Join our community of smart investors

Domino's concerns persist, despite strong third quarter

The pizza chain comfortably beat expectations during the three months to September 2017
October 11, 2017

Could things be on the up for Domino’s Pizza (DOM)? The shares rose by close to 14 per cent on the day management issued a better-than-expected third-quarter update. Like-for-like sales in the UK – up 8.1 per cent in the period – surged past the forecast 3.5 per cent growth rate. That's compared with a 1.6 per cent improvement during the preceding quarter. Internationally, where Domino’s spans Iceland, Switzerland and parts of the Nordic region, like-for-like sales were up a fifth. Given this renewed momentum, analysts believe the group could hit its annual targets, even if like-for-like sales were flat during the fourth quarter.

IC TIP: Sell at 335p

But there are reasons to remain sceptical. Brokerage Liberum reminded investors that the recent performance was helped by adverse weather and poor comparative figures in the aftermath of the Brexit referendum last year. Analysts also think “the long-term like-for-like sales trend is clear”. During the six months to June, like-for-like revenue growth slowed to just 2.4 per cent, compared with 13 per cent during the same period in 2016. Meanwhile, pressure continues to bear down on margins for the group’s franchisees. Analysts at Liberum are forecasting that the full-year operating margin will decline to 20.8 per cent, from 23 per cent a year earlier, as cost inflation persists. Promotions played a significant part too, so it’s likely profitability didn’t improve as much over the same timeframe.

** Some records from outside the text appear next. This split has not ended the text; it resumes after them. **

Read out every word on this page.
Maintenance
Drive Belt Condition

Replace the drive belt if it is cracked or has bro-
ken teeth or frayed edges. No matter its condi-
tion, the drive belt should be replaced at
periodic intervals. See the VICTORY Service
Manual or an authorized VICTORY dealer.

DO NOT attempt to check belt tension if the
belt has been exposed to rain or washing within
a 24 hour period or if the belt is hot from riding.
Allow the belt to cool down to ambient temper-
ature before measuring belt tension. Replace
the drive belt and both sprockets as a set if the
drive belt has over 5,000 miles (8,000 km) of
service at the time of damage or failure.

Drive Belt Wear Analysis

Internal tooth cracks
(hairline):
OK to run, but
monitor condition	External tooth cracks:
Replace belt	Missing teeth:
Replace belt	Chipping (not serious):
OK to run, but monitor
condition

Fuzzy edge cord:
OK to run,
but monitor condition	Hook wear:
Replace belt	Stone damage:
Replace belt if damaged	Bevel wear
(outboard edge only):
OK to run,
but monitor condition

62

By contrast, analysts at N+1 Singer praised Domino’s recent marketing campaign “The Food of Everything”, which drove a record 200,000 online orders – 140 a minute – on the last Saturday in September. They also think there’s reason to be optimistic about the rhetoric surrounding new openings. Management said 19 new stores opened in the period, including the 1,000th store in the UK. It also plans to open a record 90 stores in the UK this year, with an encouraging pipeline already in place for new openings in early 2018.

However, there were notes of caution in management’s tone. Chief executive David Wild admitted UK consumers continued to focus on value. But, ultimately, thanks to the recent sales surge, combined with lower capital expenditure commitments, it’s thought full-year profits will be at least in line with current market expectations.